I directed A.I. by questions (prompt) because it is the best way to make my claim evidently clear for all here...![]()
my discussion with A.I. :
- Acoustic Definition: High fidelity to the source, characterized by a flat frequency response, minimal non-linear distortion (harmonics), and low noise.
- Measurement: A transparent system will have an output that is mathematically nearly identical to its input.
- Subjective Result: Listeners describe it as "revealing" or "clinical," as it does not mask the flaws or details of the original recording.
- Acoustic Definition: This occurs through deviations in frequency response (e.g., a "warm" mid-bass boost), harmonic distortion (e.g., the pleasant even-order harmonics of tube amps), or room resonances.
- Types of Coloration:
- Warmth: A slight boost in the lower-midrange (100–400 Hz).
- Brightness: An emphasis on higher frequencies.
- Boxiness/Boominess: Resonances caused by speaker enclosures or room acoustics in specific frequency bands (e.g., 60–200 Hz).
- Subjective Result: While technically "degrading" the signal’s accuracy, coloration is often sought after to make music sound more "musical," "rich," or "organic".
- Functional Contrast: They are opposites in terms of fidelity.
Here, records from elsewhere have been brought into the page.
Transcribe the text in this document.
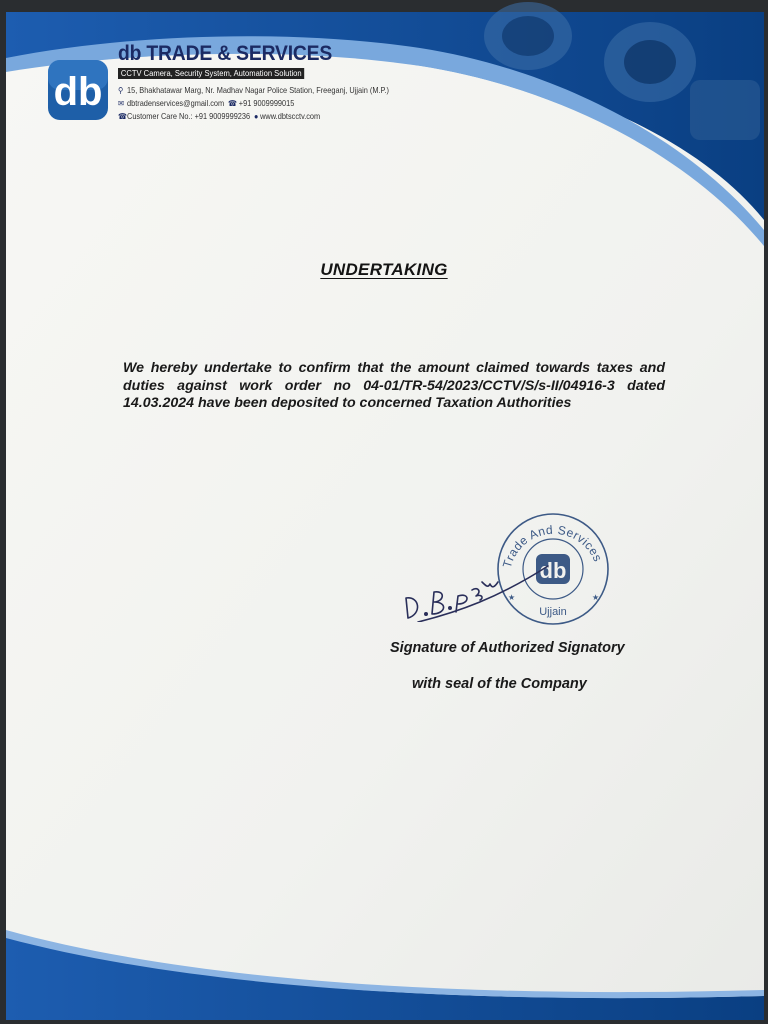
db
db TRADE & SERVICES
CCTV Camera, Security System, Automation Solution
⚲ 15, Bhakhatawar Marg, Nr. Madhav Nagar Police Station, Freeganj, Ujjain (M.P.)
✉ dbtradenservices@gmail.com ☎ +91 9009999015
☎Customer Care No.: +91 9009999236 ● www.dbtscctv.com
UNDERTAKING
We hereby undertake to confirm that the amount claimed towards taxes and duties against work order no 04-01/TR-54/2023/CCTV/S/s-II/04916-3 dated 14.03.2024 have been deposited to concerned Taxation Authorities
Trade And Services
db
Ujjain
★
★
Signature of Authorized Signatory
with seal of the Company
Transparency aims for zero change; coloration is defined by change.
- Intentionality: "Transparency" is the goal of high-fidelity reproduction, while "coloration" is often a creative tool used in music production (e.g., using specific microphones or preamps to "color" a vocal).
- Nuance: A system can be highly transparent (low noise/distortion) while still having a slight coloration (non-flat frequency response).
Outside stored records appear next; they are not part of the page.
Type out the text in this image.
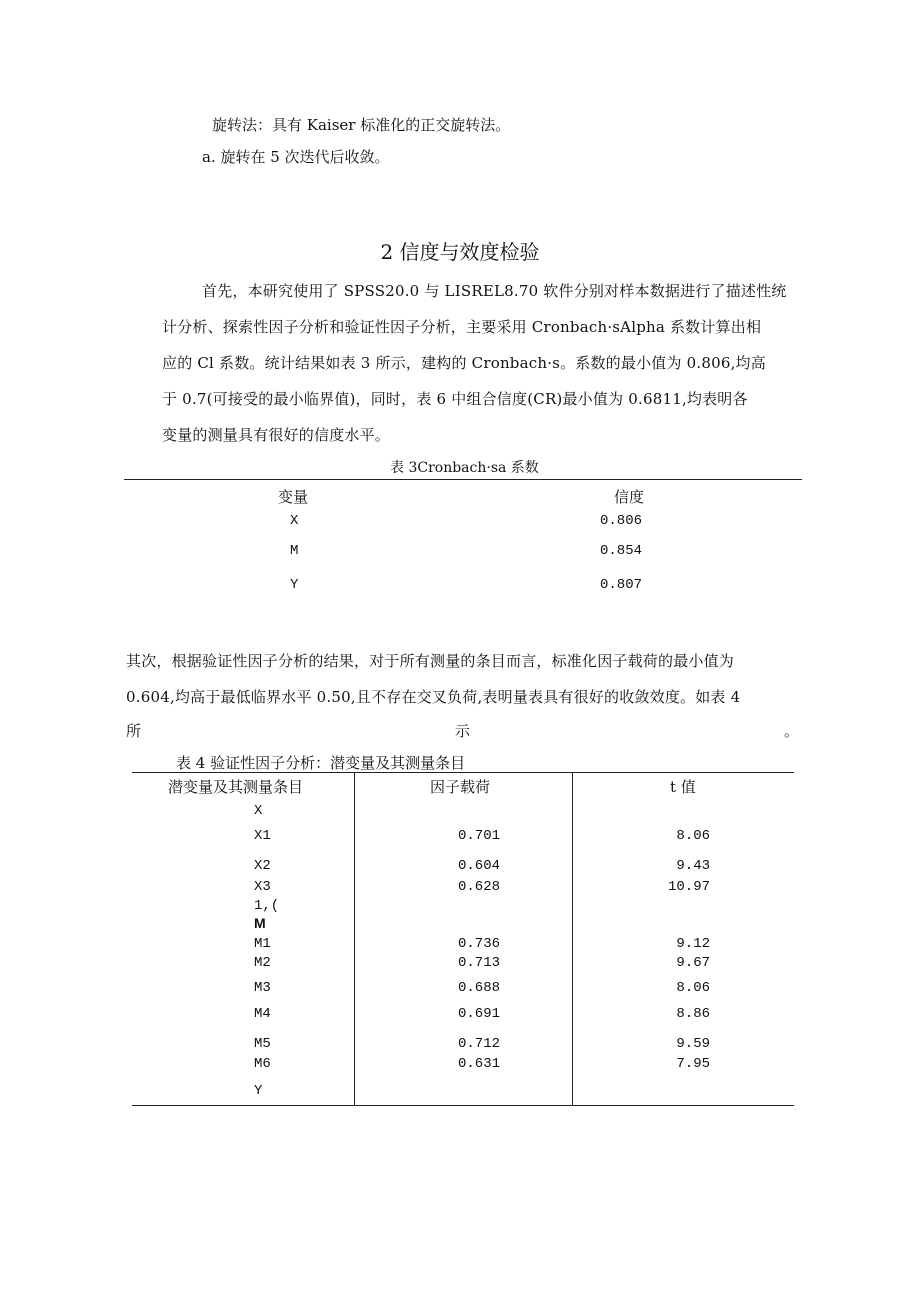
旋转法：具有 Kaiser 标准化的正交旋转法。
a. 旋转在 5 次迭代后收敛。
2 信度与效度检验
首先，本研究使用了 SPSS20.0 与 LISREL8.70 软件分别对样本数据进行了描述性统
计分析、探索性因子分析和验证性因子分析，主要采用 Cronbach·sAlpha 系数计算出相
应的 Cl 系数。统计结果如表 3 所示，建构的 Cronbach·s。系数的最小值为 0.806,均高
于 0.7(可接受的最小临界值)，同时，表 6 中组合信度(CR)最小值为 0.6811,均表明各
变量的测量具有很好的信度水平。
表 3Cronbach·sa 系数
变量	信度
X	0.806
M	0.854
Y	0.807
其次，根据验证性因子分析的结果，对于所有测量的条目而言，标准化因子载荷的最小值为
0.604,均高于最低临界水平 0.50,且不存在交叉负荷,表明量表具有很好的收敛效度。如表 4
所	示	。
表 4 验证性因子分析：潜变量及其测量条目
潜变量及其测量条目	因子载荷	t 值
X
X1	0.701	8.06
X2	0.604	9.43
X3	0.628	10.97
1,(
M
M1	0.736	9.12
M2	0.713	9.67
M3	0.688	8.06
M4	0.691	8.86
M5	0.712	9.59
M6	0.631	7.95
Y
- Engineering View (Transparency): Treats the system as a "straight wire" that should not alter the electrical or mechanical signal.
- Acoustic/Perceptual View (Timbre): Timbre is a multidimensional sensation (tone color) defined by the frequency spectrum and temporal envelope (ADSR). Even a perfectly "transparent" playback system is merely an agent reproducing the recorded timbre of an instrument.
- Translation, Not Reproduction: You are right that playback is a "translation". The timbre we hear is a combination of the instrument’s original characteristics, the microphone’s pickup pattern, the speaker’s response, and the room’s influence.
- Apparent Source Width (ASW): The perceived width of the sound image, driven primarily by early lateral reflections (within 80ms).
- Listener Envelopment (LEV): The feeling of being surrounded by sound, driven by late lateral reflections and reverberation.
- The Room’s Role: These are properties of the acoustic event B (the playback room). A "transparent" speaker cannot create LEV on its own; it requires the interaction of the sound waves with the physical boundaries of the listening space or sophisticated spatial processing.
- Event A to Event B: There is no such thing as "pure" reproduction because the act of recording (Event A) already freezes a specific acoustic perspective through microphone choice and placement.
- Subjective Construction: Sound only becomes "timbre" or "immersivity" when it is processed by a human agent. Therefore, the acoustic experience is always a reconstruction rather than a transparent window into a past event.